Bateu-lhe uma ideia, mas bateu com tanta força que ele não sobreviveu.

domingo, 14 de setembro de 2014

O gato


                  Matou o gato sete vezes e ele reapareceu. Não sabia, mas o gato era inglês.

Residência


 Minha casa, meu corpo. Dele, só saio morto.

terça-feira, 5 de agosto de 2014

O não conhece-te a ti mesmo

                                                                (Imagem: google.com)
         
   Ele não sabe, mas o lobo que mora nele, aos poucos devora seu corpo de cordeiro.

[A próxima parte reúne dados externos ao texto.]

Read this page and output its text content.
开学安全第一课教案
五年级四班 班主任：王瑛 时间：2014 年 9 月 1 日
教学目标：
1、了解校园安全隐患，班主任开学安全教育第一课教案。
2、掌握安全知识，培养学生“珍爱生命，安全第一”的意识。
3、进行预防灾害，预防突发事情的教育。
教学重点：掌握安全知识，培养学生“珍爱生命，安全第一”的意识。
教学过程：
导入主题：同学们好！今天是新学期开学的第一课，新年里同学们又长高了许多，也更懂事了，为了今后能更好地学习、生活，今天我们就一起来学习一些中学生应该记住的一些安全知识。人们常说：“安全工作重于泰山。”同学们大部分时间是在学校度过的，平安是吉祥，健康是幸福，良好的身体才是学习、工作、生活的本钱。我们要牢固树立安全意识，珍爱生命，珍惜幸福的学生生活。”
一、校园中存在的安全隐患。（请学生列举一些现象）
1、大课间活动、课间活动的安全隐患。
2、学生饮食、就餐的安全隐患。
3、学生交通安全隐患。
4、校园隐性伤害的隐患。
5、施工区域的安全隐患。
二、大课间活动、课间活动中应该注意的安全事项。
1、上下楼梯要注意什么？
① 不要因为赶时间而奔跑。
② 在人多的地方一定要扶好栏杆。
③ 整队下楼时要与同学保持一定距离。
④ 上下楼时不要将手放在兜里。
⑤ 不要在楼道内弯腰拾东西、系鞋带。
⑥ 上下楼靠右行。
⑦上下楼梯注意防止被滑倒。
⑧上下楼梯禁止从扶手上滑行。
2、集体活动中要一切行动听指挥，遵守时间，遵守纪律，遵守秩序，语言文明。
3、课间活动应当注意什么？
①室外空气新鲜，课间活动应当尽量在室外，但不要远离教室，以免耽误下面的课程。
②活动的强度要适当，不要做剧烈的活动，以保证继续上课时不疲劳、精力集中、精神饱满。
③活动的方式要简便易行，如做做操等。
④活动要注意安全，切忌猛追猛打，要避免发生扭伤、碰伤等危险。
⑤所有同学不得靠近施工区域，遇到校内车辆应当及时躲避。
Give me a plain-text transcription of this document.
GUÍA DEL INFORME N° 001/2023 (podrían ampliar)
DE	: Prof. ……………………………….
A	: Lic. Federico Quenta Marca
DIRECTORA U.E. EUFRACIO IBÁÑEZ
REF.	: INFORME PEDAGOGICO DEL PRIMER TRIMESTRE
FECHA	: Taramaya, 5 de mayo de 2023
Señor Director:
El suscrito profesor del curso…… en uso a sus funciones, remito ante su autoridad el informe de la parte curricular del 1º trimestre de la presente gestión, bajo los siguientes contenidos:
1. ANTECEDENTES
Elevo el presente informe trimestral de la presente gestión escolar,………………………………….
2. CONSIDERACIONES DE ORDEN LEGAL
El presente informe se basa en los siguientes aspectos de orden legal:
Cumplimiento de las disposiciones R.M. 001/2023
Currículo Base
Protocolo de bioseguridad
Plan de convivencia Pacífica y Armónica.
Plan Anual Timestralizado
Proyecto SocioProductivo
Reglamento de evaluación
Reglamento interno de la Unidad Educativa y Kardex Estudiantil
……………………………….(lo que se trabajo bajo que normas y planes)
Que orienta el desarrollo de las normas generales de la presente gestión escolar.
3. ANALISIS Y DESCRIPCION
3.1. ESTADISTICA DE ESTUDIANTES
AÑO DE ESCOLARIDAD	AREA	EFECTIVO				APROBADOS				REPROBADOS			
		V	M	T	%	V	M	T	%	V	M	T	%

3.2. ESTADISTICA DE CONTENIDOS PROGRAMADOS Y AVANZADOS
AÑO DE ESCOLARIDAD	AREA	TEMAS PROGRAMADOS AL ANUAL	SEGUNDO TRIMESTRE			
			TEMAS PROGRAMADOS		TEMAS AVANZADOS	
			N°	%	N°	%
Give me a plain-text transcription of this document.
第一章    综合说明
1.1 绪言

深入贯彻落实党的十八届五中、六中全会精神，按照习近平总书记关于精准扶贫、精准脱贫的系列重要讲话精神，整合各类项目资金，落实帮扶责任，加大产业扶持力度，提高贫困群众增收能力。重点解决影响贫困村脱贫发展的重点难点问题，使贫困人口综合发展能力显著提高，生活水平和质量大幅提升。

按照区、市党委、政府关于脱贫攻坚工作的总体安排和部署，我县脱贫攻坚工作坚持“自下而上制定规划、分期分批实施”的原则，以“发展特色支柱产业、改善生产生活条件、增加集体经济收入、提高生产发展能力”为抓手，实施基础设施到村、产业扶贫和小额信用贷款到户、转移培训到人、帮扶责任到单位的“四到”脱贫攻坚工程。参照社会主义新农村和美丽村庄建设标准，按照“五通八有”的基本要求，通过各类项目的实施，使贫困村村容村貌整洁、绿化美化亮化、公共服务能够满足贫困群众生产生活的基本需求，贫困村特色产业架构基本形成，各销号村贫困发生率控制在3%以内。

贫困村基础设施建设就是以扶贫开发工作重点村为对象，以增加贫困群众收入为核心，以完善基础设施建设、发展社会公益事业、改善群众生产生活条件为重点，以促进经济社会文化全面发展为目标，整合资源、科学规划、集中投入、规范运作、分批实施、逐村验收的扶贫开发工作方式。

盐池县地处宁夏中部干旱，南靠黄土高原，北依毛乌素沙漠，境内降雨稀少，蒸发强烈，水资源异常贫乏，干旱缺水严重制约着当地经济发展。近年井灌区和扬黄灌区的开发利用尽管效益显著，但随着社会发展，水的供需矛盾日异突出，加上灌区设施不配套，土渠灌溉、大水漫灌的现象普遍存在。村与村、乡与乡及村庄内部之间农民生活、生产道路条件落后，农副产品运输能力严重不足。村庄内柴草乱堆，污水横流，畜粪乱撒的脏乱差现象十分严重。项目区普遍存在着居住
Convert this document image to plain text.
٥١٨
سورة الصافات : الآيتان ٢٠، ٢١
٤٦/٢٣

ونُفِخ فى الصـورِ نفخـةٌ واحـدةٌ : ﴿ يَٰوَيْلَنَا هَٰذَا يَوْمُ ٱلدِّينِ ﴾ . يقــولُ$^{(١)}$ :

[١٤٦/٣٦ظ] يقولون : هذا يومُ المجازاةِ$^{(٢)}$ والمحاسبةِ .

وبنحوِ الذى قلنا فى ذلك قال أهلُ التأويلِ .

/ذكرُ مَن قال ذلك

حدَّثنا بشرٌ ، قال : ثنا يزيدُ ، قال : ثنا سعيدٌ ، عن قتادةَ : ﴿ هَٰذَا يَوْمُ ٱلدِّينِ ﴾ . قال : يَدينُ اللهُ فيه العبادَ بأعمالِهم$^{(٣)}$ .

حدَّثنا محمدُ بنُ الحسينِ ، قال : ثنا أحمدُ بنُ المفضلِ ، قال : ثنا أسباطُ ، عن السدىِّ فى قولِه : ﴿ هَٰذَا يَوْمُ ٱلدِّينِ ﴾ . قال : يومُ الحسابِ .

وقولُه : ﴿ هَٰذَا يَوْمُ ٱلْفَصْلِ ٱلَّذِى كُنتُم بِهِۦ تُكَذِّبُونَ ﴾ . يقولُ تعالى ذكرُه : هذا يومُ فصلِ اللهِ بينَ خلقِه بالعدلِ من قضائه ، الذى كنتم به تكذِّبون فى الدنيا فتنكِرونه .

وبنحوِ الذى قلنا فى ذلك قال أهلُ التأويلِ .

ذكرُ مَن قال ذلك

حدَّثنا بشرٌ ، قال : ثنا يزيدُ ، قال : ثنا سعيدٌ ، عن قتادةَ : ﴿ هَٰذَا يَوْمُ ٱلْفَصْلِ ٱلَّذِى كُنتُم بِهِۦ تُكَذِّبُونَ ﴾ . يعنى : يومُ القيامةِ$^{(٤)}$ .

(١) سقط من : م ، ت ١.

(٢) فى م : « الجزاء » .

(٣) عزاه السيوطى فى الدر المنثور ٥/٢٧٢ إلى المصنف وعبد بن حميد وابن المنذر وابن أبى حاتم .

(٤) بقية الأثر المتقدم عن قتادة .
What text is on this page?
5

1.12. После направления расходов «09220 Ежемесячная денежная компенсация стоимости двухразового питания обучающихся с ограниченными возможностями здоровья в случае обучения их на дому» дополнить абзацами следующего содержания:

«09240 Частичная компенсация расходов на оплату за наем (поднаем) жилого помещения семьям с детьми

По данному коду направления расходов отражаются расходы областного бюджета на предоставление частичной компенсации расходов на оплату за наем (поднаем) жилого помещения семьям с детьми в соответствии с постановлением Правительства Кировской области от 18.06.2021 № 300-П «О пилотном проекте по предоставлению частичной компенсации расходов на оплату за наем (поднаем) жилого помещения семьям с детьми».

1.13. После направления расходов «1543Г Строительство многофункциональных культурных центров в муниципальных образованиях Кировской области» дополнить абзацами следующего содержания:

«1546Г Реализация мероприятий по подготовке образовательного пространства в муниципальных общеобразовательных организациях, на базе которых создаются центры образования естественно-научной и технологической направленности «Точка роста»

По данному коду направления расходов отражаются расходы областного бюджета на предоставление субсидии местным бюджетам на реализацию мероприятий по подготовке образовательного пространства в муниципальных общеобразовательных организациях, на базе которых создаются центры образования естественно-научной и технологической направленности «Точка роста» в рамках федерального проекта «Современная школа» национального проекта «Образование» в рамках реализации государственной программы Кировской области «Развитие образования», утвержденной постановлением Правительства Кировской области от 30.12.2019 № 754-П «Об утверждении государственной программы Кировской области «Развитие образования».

sábado, 5 de julho de 2014

O mendigo e o cão



             O mendigo abana o cão para espantar-lhe as moscas da ferida. O cão, em resposta, abana-lhe o rabo. Eles não se abandonam.

Poesia plena



Quando o sentir preenche o momento,
chora a palavra
chora o escrevedor de versos.

E eis que surge a poesia,
dissociada de qualquer representação
vibrando a sua maneira
mais genuína.

sexta-feira, 27 de junho de 2014

Na esquina


             A filha já não lhe dava mais nenhuma atenção. Tentou falar com ela mas ouviu um sonoro: "vai ver se estou lá na esquina!".
             À noite, quando voltava do trabalho, avistou-a. Estava linda, de mini-saia, salto alto e bolsa pendurada no ombro. Era a mais linda daquela esquina.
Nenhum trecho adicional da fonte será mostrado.